Similarly, for aerobic capacity, ChatGPT gave this response to my description:
“Panic encapsulates an intense and overwhelming sense of fear and desperation, often accompanied by physical symptoms such as difficulty breathing, rapid heartbeat, and a feeling of impending doom.”
Well played SkyNet!
In my experience a tell tale sign of an “appropriate” aerobic capacity session is a “smoker’s cough” for the next few hours.
It’s also noteworthy that I usually have to regulate fear and anxiety (different from the dread of endurance), ahead of aerobic capacity sessions. Anaerobic capacity sessions tend to hit harder and faster, think fight-or-flight.
While trying to describe the emotions I associate with power, I recalled that I happened to be at the gym and noticed that my friend’s preferred brand of ammonia salts was called “insanity.” So, I asked ChatGPT to describe “insanity.”
“This (insanity) emotion may oscillate between manic euphoria, crushing despair, or volatile unpredictability, accompanied by an inner sense of loss of self or purpose.”
That sounds like Olympic Weightlifting to me!

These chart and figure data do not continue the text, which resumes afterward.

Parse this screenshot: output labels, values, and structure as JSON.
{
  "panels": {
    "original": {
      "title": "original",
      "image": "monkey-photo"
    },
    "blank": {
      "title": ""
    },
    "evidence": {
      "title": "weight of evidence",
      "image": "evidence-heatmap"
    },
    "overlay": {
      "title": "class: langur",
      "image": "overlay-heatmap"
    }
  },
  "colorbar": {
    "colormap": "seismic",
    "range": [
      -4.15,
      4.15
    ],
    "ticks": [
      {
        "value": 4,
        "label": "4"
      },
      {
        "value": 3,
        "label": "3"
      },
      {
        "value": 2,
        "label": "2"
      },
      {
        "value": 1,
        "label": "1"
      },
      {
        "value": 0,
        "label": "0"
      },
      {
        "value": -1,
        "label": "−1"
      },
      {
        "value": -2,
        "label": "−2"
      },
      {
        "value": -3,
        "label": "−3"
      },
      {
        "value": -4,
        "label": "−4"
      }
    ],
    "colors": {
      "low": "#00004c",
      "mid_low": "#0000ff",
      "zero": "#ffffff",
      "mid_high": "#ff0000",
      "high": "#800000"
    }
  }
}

That brings us to strength. This one’s not too difficult to imagine. If our operational expression is “holding tension” then a corresponding emotional expression may be a helpless pressure. If you can’t pull a certain load, there’s no negotiating, no bargaining, no enduring; it’s simply the end of the road and you either lifted it or you didn’t.
Whichever expression you choose to develop, keep this in mind:
Get it done while you can, because no one gets out alive!